La morale dell’individuo presuppone che sia il soggetto stesso ad obbedire ad un comando che egli si è autonomamente dato, conformemente alla sua stessa natura razionale.

Nel testo Libersingolarità il Nostro menziona altri significativi aforismi di altri autori:

Una élite culturale deve sentirsi responsabile della conoscenza e della conservazione delle idee e dei valori più importanti dei classici, del significato delle parole, della nobiltà dei nostri spiriti. Essere elitari, che ha spiegato Goethe, significa essere rispettosi del divino, della natura, degli altri esseri umani, e dunque della nostra umana dignità.” (George Steiner); che si confanno al suo pensiero filosofico, come l’aforisma di Pavel A. Florenskij: “ … le instaurazioni, oltre ogni meccanismo deterministico, non possono e non debbano essere escluse a priori, perché attingono dalla vita e non tanto meno in una Carta Costituzionale che si autodefinisce “democratica”. Qual è i criterio di verità di questa vita? La bellezza”.

In riferimento al limite della libertà, T. Romano, nella sua attenta disamina, a riguardo, asserisce:

“La limitazione della libertà di movimento, pur in presenza di stati di necessità e di eccezione, non può essere normata e disciplina a priori. … La costrizione per decreto è perciò un arbitrio che può, invece, più utilmente trasformarsi in esortazione alla responsabilità propria e al danno che l’irresponsabilità può comportare”.

Ma se la morale è dovere, quindi obbligatorietà, come potrà questa conciliarsi con l’assoluta libertà formale della scelta? La risposta risiede nel concetto di autonomia. 

La differenza tra la libertà e l’autonomia consiste allora, nel fatto che mentre la libertà delle leggi e delle istituzioni rappresenta l’elemento storico, il lato oggettivo, l’autonomia rappresenta quello soggettivo, ovvero la volontà che l’individuo decide di manifestare, nel momento in cui si rende conto di voler uscire dallo stato di minorità che lo contraddistingue.

Allora, etica e diritto si distinguono per la motivazione soggettiva con cui le azioni vengono compiute, cioè per l’intenzione di seguire il dovere indipendentemente dalla coercizione. Si potrebbe così rileggere la morale kantiana come una percorritrice delle contemporanee etiche della responsabilità.

Il diritto ha un fondamento naturale perché le azioni dell’uomo sono giuste o ingiuste, buone o cattive, in base alla loro conformità o difformità rispetto alla ragione.

Ci si chiede se il diritto sia concepito essenzialmente come positivo o piuttosto come naturale, nel senso di una struttura razionale non necessariamente coincidente con le norme di un ordinamento storicamente vigente.

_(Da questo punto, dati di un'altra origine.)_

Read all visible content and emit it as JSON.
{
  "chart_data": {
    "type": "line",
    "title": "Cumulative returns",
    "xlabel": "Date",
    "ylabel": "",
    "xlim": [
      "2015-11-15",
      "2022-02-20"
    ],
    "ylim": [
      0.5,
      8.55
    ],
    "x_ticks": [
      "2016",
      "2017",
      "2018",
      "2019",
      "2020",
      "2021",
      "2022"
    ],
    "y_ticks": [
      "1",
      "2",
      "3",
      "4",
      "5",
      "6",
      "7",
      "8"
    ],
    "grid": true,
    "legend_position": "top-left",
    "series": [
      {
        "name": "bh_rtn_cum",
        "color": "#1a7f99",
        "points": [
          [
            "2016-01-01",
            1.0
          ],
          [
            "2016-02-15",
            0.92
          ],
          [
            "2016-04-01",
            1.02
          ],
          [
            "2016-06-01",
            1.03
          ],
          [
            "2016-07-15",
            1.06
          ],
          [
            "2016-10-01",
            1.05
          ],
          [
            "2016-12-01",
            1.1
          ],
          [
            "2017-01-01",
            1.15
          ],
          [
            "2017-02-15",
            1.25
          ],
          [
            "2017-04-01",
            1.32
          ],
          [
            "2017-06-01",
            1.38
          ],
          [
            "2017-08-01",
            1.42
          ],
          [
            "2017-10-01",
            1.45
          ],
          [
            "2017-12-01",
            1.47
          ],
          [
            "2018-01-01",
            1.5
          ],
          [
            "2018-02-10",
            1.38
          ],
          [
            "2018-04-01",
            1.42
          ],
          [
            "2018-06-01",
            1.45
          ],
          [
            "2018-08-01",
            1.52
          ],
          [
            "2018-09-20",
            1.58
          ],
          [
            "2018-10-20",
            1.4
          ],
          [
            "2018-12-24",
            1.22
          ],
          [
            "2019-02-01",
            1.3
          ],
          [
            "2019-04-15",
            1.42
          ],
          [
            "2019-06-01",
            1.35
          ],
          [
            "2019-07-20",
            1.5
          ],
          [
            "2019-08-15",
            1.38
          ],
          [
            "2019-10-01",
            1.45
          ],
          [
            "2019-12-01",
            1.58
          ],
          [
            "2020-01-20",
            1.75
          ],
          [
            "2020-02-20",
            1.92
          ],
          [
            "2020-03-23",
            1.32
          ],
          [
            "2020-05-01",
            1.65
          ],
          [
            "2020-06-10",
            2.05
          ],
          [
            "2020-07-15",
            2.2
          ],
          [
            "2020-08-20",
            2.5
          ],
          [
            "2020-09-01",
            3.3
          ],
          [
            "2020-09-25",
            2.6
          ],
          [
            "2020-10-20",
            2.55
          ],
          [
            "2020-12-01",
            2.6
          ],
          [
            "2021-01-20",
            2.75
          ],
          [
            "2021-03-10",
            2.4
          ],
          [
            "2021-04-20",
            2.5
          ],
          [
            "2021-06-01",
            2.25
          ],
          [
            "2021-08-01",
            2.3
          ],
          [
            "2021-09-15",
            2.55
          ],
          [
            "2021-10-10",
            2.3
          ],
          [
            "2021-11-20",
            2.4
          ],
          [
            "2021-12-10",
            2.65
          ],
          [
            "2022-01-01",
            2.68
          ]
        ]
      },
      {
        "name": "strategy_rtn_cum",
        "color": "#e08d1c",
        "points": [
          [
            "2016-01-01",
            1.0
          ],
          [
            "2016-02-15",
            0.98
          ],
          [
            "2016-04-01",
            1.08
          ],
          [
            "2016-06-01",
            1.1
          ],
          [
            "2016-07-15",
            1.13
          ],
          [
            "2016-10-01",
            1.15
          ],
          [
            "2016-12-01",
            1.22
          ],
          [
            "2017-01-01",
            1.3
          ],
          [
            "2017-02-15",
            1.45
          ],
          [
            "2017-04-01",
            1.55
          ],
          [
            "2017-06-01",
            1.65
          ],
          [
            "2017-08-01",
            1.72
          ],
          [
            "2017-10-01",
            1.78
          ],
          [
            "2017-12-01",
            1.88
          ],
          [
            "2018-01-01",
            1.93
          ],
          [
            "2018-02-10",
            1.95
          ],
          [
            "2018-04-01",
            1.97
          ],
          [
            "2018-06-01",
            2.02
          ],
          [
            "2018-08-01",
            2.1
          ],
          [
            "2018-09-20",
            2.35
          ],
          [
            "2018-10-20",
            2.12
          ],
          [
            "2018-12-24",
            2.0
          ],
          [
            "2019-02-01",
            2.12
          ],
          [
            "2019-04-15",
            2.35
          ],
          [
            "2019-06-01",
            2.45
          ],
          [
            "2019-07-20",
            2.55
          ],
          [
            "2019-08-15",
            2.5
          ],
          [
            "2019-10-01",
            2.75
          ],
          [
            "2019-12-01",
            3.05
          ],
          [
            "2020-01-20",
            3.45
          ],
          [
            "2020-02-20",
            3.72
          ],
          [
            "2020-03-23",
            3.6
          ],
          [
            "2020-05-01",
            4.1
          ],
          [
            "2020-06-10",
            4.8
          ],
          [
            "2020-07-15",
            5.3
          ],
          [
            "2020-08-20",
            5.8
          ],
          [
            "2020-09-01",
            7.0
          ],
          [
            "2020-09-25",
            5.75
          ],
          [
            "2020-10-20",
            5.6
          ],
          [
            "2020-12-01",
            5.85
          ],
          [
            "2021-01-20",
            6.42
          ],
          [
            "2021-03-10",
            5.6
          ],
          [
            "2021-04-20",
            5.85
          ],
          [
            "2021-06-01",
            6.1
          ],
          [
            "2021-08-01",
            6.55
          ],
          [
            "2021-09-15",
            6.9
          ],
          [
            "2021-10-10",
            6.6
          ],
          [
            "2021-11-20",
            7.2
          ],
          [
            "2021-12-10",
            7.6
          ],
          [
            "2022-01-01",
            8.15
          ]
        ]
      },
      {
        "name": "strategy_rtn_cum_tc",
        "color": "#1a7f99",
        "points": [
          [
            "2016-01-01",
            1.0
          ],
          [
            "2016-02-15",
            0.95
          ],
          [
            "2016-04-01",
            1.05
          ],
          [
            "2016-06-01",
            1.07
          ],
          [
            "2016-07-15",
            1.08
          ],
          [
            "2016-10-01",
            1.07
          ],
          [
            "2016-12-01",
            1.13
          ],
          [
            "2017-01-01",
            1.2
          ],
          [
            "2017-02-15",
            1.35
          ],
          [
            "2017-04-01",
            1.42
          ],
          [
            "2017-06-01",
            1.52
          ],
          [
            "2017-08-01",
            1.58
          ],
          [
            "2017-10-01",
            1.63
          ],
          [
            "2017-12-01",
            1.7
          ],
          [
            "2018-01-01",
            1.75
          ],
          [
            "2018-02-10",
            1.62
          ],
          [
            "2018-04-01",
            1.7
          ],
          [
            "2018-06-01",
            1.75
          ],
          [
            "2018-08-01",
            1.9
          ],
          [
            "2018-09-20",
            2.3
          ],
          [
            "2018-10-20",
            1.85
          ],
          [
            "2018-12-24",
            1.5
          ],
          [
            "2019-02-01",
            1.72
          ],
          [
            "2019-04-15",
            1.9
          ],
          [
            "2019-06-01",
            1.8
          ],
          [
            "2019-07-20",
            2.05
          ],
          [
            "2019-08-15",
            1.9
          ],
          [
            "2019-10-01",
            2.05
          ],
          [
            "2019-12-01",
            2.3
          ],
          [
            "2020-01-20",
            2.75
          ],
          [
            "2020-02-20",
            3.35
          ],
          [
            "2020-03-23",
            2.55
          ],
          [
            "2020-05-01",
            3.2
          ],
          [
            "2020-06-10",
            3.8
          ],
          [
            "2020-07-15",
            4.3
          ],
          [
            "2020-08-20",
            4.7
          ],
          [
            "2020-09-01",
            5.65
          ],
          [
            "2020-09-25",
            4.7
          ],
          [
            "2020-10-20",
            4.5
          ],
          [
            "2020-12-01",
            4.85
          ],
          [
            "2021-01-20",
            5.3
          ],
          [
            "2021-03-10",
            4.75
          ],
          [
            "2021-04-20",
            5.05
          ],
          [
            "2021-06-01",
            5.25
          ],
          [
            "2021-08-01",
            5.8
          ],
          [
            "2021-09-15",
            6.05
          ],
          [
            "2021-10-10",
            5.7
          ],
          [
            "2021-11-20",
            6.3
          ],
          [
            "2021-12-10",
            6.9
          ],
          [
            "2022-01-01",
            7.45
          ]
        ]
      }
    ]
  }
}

A riguardo il Nostro taglia netto: “Il Diritto positivo risulta, nell’epoca moderna, una ampollosa articolazione che tutto fa meno che normare autentici diritti e doveri”. “La modernità come ideologia è una visione aprioristica della vita e del mondo”  ed ancora: “Dal mito, nobile culto del Destino, alla filosofia, come amore per la Sapienza in costante e libera ricerca della Verità, siamo giunti nella modernità che si auto frantuma al culto dato dalla doxa, l’opinione, eretta a pseudo sondaggio specie dai media, il criterio di giudizio e di decisione, in ossequio alla volontà di pochi che ipnotizzano le maggioranze …”

Allora, affinché l’ordinamento giuridico riesca ad assicurare il rispetto dei diritti da parte di tutti i consociati, è necessario che dall’unione del diritto naturale con la ragione, si ottenga la trasformazione in un diritto pubblico, capace di imporsi con la forza della legge positiva. Però:

“Un realismo aperto non livella per imposizione statalista, sostiene la libera intrapresa del singolo per sé e, quindi, di conseguenza, per il benessere comune, si apre al confronto e allo scambio con altri soggetti che vivono nelle diverse società, senza per questo livellare e oscurare la propria originaria identità che, semmai, può migliorare …”. “Ogni società è sempre complessa e mai può essere definita semplice, elementare perché è un microcosmo prezioso nel cosmo dell’infinito.”

Tommaso Romano, nella sua significativa opera, fa riflettere sul mondo che ci circonda, sulla libertà e i suoi limiti, sulle strutture che ci governano ed altresì sul destino dell’uomo e sul valore della cultura.